They say Christmas is not about what's under the tree, but who's around it.
Families across Huddersfield will be gathering for some festive fun this week, but the break in routine can be stressful for people with dementia.
Taking time to make your home a peaceful environment for vulnerable family members and taking simple steps to help them enjoy Christmas means everyone can share in the festive spirit.
Home care provider Helping Hands West Yorkshire has advised six simple tips to make it simpler to cope at Christmas time:
- Reduce clutter on the dinner table : Vision problems associated with dementia can make it difficult to spot objects on busy, patterned surfaces. Use a plain table cloth on the Christmas dinner table and choose plain plates with a contrasting edge to make it easier to identify the food on the plate.
- Make your home dementia friendly: Placing signs on cupboards showing the items inside and on doors to indicate which room they lead to will make it simpler for everyone visiting to find items around the home. Placing plain rugs on patterned carpets or on shiny floors will also make it easier for your loved one to get around the house.
A Dementia Toolkit including room cards can be requested from the Helping Hands website.
- Make one room in the house a quiet room : The loud noise and hustle and bustle of Christmas can be agitating for a person with dementia. Making one room a quiet room in the house will give your loved one somewhere to take a few minutes to relax and calm down until they’re ready to rejoin the festivities.
- Close the curtains as soon as it becomes dark: Reflections in windows can be intimidating for those with Dementia so draw the curtains as soon as it gets dark to avoid this. Mirrors can also be taken down or covered up to reduce reflections around the home.
- Try not to break from routine too much: Changes to a regular routine can be the hardest thing about the festive season for a person with Dementia. Bringing reassuring items from your loved one’s home - such as a favourite mug or cushion - can help them settle in your house.
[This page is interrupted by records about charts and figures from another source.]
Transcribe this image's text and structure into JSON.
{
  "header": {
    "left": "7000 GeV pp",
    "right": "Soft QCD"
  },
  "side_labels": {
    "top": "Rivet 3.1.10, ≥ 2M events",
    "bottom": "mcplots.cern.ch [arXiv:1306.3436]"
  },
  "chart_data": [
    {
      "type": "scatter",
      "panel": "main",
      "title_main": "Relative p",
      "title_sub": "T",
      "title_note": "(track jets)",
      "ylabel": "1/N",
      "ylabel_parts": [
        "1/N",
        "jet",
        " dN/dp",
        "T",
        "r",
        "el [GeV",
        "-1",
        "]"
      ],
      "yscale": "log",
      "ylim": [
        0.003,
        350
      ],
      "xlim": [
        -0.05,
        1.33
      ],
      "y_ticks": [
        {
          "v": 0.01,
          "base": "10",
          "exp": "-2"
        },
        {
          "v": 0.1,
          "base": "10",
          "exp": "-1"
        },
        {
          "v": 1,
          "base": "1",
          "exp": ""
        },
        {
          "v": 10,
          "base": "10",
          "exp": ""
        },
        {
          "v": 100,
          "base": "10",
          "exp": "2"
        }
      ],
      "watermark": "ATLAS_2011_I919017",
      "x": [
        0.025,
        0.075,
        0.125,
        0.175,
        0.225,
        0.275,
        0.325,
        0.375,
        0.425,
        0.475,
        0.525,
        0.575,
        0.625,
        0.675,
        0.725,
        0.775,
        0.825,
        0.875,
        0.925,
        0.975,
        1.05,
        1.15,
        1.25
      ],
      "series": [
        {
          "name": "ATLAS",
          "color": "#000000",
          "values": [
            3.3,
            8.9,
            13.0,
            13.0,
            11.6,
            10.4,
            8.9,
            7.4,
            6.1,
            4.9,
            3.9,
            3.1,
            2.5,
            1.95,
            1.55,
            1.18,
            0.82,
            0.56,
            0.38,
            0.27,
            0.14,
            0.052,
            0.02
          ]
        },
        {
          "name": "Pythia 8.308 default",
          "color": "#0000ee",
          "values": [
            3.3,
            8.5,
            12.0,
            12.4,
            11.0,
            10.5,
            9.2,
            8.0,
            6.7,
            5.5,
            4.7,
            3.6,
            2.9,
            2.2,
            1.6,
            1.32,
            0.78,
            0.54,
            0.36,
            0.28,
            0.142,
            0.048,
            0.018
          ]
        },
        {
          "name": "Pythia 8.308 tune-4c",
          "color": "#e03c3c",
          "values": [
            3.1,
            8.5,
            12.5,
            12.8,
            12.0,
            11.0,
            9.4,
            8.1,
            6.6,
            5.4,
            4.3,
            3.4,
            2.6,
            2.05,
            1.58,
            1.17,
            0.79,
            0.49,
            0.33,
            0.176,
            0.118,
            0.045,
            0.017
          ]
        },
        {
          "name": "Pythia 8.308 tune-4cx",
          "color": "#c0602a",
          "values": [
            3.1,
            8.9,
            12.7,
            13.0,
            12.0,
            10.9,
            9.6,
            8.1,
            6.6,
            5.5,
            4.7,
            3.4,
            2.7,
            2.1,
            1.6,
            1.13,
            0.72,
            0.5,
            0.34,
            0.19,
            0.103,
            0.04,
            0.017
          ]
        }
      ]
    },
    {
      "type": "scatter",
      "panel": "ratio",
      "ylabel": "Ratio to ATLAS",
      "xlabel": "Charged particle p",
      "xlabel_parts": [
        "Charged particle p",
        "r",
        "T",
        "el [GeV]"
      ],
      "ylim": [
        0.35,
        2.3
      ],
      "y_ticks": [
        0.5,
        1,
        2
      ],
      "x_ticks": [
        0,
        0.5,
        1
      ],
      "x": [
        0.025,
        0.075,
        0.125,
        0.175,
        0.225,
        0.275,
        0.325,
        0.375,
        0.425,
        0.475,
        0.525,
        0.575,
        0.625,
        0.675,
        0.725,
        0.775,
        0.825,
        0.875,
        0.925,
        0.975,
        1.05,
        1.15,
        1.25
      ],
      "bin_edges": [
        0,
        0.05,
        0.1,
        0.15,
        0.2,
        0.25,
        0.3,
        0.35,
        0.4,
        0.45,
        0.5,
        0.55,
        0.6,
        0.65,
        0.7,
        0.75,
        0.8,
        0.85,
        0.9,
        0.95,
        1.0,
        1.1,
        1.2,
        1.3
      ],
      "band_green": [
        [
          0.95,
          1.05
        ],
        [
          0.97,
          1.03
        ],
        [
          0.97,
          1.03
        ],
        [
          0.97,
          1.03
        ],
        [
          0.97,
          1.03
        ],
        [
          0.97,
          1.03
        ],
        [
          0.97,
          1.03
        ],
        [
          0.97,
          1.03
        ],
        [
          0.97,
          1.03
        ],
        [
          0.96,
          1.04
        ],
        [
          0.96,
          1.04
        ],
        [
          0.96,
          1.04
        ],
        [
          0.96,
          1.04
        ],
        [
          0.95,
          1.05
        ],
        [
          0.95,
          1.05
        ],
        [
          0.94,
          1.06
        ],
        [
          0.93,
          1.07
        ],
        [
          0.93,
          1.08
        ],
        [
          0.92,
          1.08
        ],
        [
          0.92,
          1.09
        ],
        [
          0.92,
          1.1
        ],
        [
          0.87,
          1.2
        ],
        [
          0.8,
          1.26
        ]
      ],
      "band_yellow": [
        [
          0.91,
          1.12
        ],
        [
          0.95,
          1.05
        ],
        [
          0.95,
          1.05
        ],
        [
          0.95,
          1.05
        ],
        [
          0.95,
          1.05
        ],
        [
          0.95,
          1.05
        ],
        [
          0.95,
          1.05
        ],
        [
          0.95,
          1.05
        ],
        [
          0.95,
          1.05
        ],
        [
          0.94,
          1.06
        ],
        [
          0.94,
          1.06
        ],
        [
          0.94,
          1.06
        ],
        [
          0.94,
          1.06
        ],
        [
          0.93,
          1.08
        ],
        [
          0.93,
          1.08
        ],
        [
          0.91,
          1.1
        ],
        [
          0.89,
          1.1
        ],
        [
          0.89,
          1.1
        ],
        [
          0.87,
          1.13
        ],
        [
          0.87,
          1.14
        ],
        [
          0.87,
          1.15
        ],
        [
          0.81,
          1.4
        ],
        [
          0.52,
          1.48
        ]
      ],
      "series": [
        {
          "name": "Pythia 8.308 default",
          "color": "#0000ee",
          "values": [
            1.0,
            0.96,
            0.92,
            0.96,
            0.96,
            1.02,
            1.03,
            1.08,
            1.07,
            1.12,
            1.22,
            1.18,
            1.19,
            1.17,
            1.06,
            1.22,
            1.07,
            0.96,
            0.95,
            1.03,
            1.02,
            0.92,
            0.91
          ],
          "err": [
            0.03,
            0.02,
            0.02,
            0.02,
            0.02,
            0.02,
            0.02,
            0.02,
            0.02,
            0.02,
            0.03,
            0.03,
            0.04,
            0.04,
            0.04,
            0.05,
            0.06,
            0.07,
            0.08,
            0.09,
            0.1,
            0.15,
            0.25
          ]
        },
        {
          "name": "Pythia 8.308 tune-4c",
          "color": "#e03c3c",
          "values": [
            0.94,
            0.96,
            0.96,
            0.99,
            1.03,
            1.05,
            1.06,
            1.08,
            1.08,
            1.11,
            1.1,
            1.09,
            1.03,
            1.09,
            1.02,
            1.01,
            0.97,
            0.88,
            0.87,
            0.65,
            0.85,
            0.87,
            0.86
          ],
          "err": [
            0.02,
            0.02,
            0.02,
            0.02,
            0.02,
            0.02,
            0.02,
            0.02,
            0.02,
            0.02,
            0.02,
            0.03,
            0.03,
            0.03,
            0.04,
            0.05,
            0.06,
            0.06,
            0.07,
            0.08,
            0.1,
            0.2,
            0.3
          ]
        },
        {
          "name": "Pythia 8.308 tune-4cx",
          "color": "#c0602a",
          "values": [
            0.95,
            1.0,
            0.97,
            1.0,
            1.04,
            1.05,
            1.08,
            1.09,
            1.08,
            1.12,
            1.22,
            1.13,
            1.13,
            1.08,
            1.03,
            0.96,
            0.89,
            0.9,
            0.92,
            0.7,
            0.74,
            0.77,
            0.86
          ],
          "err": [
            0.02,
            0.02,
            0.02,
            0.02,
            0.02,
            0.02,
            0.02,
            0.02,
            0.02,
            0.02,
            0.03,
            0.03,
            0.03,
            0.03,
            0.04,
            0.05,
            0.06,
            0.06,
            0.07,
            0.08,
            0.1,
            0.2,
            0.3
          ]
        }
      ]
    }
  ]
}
- Allow more time for everything: Be prepared to allow more time for regular Christmas activities and when you drop your loved one back at their own home. It’s possible that after a few days away their own house will feel unfamiliar, so allow an afternoon to spend settling them back in and familiarising themselves with their surroundings.
Elaine Gaskill branch manager at Helping Hands West Yorkshire said: "The sights, sounds and unfamiliar routine of the Christmas period can be stressful for a person living with dementia. While it’s important to make sure your loved one feels fully included in the festivities, you should also be prepared to make some adjustments to make the celebrations as stress-free as possible."
"Christmas is a fantastic time to sit down as a family and reminisce. Life story work is an important part of person-centric care for Dementia and sitting down with the whole family to create a box or book of Christmas memories is a great way of including everyone in a festive activity.
"Music is also incredibly important in Dementia care and playing nostalgic carols can bring back fond memories of Christmases gone by."